Solo se puede mejorar la imagen gubernamental tomando las decisiones correctas.
La campaña de imagen contratada por el gobierno de Guatemala a una empresa extranjera es, en realidad, una medida desesperada para manejar la grave crisis de credibilidad de la actual administración. En apariencia, se trata de una estrategia para consolidar lazos entre el gobierno y las instancias legislativas estadounidenses, además de maquillar la desteñida imagen oficial, pero revela de manera tajante la incapacidad del equipo diplomático para cumplir con los requisitos mínimos exigidos para desempeñar tan importantes cargos, como es la consolidación de las relaciones con otros Estados sobre la base de un mejor posicionamiento del país en el plano internacional y un conocimiento profundo de los atajos para conseguirlo.
En realidad, lo que se ha contratado es una “diplomacia paralela” en manos de personas ajenas a los intereses nacionales, quienes ofrecen sus servicios con el único objetivo de aprovechar las debilidades de un gobierno extranjero para conseguir un jugoso beneficio económico.
De quién haya surgido la idea de gastar –porque no es inversión– más de 14 millones de quetzales en semejante iniciativa, no ha sido revelado. Sin embargo, dado que el mandatario prefiere rodearse de representantes del sector privado incluso para asistir a eventos internacionales de enorme relevancia estratégica y diplomática, es de suponer la influencia de los empresarios en este generoso derroche de recursos del Estado. Pero, ¿cuál es el interés de intentar lo imposible? Una hipótesis es la necesidad de mejorar la imagen desgastada de un gobierno desorientado y poco transparente, quizá para reforzar el andamiaje que le permita llegar hasta el final mientras en el trayecto se filtran proyectos de privatización de servicios públicos, como por ejemplo la salud, a espaldas del pueblo.

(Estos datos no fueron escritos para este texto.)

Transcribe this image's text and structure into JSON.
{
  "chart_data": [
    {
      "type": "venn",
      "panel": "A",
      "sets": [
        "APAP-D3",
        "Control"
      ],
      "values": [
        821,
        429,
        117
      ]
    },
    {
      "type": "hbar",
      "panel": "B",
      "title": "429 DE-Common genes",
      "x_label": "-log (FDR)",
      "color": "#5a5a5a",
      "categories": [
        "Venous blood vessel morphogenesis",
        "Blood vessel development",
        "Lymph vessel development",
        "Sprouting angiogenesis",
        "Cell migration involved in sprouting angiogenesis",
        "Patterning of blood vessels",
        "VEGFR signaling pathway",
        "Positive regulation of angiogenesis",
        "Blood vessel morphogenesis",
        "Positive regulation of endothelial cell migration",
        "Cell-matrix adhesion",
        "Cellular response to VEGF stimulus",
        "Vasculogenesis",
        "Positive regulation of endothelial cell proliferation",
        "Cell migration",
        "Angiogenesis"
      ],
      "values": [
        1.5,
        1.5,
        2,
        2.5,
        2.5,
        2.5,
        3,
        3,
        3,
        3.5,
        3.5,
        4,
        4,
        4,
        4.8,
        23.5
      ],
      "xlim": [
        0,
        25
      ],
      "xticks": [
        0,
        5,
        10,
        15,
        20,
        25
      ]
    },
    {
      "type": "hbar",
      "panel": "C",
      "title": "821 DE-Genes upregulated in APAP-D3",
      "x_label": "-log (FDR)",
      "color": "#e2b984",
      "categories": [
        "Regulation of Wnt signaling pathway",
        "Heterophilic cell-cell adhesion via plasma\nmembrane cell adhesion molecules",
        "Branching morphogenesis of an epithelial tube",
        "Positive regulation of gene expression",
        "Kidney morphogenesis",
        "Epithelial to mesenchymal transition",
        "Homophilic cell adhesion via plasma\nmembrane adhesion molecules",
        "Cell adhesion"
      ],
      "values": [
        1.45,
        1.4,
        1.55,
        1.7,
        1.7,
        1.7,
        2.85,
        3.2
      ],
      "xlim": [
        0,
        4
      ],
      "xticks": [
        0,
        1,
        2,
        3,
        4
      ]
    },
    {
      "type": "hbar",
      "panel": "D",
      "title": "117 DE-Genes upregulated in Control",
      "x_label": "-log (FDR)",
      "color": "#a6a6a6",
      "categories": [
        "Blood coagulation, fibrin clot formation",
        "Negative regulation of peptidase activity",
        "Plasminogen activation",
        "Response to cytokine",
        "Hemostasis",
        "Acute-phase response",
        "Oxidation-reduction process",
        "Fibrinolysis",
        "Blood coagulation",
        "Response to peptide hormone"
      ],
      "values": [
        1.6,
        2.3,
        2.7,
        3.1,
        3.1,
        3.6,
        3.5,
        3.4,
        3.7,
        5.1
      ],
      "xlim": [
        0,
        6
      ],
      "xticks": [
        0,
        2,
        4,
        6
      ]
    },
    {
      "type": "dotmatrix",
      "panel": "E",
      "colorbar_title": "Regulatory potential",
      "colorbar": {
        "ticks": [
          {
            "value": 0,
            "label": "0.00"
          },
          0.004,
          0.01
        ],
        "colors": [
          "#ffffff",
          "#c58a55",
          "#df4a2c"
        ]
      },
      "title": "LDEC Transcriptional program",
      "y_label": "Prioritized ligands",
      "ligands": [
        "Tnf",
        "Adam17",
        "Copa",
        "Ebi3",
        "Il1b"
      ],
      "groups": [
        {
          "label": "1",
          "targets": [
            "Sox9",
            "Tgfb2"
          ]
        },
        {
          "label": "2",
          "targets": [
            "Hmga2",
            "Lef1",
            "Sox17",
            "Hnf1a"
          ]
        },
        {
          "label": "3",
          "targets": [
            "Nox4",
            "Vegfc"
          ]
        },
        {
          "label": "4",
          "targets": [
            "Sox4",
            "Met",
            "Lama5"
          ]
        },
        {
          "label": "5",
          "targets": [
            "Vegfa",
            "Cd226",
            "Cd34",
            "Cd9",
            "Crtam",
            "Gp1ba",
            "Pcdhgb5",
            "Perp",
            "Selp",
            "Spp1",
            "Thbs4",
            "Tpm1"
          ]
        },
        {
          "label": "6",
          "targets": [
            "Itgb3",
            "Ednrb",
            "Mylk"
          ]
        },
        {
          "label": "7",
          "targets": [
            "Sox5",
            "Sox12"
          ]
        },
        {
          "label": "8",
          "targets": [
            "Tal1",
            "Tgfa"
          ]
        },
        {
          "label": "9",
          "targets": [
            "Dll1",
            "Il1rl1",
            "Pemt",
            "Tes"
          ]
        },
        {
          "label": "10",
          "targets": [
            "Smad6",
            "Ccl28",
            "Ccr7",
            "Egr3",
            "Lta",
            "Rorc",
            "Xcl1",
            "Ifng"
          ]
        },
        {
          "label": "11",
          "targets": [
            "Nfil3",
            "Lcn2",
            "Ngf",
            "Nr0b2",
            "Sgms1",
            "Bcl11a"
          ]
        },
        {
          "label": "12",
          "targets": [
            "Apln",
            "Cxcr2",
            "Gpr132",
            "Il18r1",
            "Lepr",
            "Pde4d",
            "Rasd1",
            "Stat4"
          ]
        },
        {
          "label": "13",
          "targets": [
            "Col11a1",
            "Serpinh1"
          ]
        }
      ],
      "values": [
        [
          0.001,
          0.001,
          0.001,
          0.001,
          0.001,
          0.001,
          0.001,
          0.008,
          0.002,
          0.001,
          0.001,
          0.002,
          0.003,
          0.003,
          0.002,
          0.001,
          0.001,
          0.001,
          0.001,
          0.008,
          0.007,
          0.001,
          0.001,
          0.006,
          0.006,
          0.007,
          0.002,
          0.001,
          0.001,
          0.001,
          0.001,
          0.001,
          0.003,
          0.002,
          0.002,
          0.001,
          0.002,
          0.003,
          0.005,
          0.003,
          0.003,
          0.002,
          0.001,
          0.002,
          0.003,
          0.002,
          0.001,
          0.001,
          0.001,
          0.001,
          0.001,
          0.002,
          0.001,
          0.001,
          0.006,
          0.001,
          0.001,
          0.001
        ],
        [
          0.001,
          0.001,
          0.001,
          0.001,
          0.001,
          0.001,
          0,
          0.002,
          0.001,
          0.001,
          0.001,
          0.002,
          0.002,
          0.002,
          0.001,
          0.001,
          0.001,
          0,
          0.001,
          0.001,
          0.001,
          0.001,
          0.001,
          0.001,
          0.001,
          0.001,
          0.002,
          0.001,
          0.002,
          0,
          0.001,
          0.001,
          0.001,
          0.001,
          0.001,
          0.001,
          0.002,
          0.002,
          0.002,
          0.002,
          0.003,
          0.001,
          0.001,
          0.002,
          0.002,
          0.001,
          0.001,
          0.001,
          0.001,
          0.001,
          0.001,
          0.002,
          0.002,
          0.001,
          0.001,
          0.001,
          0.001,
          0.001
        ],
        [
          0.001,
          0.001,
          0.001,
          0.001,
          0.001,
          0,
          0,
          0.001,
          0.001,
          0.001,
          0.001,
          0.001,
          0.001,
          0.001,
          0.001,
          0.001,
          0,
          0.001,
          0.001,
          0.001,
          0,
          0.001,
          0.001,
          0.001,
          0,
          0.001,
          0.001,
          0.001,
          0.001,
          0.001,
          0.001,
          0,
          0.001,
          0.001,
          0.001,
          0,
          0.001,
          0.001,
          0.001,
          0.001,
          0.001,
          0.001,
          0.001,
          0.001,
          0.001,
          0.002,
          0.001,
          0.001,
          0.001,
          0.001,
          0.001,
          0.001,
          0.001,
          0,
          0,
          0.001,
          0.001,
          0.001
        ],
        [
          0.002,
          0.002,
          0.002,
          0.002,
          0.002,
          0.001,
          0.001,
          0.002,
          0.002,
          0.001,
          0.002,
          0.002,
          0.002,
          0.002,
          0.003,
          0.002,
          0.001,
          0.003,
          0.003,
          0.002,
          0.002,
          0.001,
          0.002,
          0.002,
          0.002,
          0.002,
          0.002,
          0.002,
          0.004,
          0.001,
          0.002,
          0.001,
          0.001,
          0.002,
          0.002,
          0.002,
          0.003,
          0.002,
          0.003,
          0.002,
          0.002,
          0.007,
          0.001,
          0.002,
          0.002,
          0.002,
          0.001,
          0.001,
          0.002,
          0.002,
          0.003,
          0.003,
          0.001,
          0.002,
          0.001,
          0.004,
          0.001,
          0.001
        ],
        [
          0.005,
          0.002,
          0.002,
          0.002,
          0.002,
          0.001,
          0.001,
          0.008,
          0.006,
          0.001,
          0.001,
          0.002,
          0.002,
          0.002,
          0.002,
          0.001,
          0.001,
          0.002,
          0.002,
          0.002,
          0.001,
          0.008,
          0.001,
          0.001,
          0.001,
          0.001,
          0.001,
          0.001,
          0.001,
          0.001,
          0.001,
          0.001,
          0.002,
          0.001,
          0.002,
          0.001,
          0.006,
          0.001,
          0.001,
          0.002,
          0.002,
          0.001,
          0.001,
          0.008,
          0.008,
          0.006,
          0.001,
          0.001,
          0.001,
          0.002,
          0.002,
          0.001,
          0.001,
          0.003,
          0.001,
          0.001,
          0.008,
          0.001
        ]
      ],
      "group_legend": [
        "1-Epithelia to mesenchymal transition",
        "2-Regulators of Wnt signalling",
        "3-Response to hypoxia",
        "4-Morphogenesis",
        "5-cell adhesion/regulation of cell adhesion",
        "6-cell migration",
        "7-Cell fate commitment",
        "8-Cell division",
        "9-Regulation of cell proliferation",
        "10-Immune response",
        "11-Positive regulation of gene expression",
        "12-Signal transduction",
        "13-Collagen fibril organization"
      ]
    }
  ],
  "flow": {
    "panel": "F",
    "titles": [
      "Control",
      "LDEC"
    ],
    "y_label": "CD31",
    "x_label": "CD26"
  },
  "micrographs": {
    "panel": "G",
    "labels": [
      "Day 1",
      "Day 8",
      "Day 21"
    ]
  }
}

Un operativo ambicioso y de dudoso resultado como una campaña de imagen con intenciones de arrojar un poco de neblina hacia el verdadero estado del Estado, solo muestra una peligrosa debilidad institucional y escasa visión respecto de la ruta más indicada para reparar la desviación experimentada por las propuestas de campaña y las políticas públicas en sectores fundamentales como salud, educación, seguridad y vivienda.
La población sabe bien cuánta mentira hay en las propuestas que llevan a un candidato a la primera magistratura de la nación. A cualquiera de ellos, como ha sido obvio a lo largo de los años. Sin embargo, toda iniciativa ciudadana para cambiar las reglas del juego en los estamentos electorales y de partidos políticos se ha estrellado estrepitosamente contra el muro legislativo de los beneficiados con las actuales leyes, lo cual ha impedido el acceso de mujeres y pueblos originarios a espacios de decisión que les atañen directamente, por ejemplo en donde se bloquean las leyes de paridad e inclusión, así como las políticas públicas en educación y salud sexual y reproductiva, ambas de enorme impacto para la población.
Ante el estado de la nación, no hay jabón suficientemente efectivo para remover las manchas profundas de la corrupción, la incapacidad administrativa y el clientelismo. Es imposible restituir algo tan delicado y frágil como la confianza ciudadana con un contrato que únicamente beneficia a una empresa extranjera cuya magia tiene sus límites. Ni siquiera bañándose en agua bendita lograrían los burócratas y dignatarios en el poder, sacar a relucir brillos que no poseen, menos aún si su interés está evidentemente dirigido a blindarse contra la fiscalización ciudadana y garantizarse las ganancias más abundantes que les sea posible obtener antes del fin de su mandato.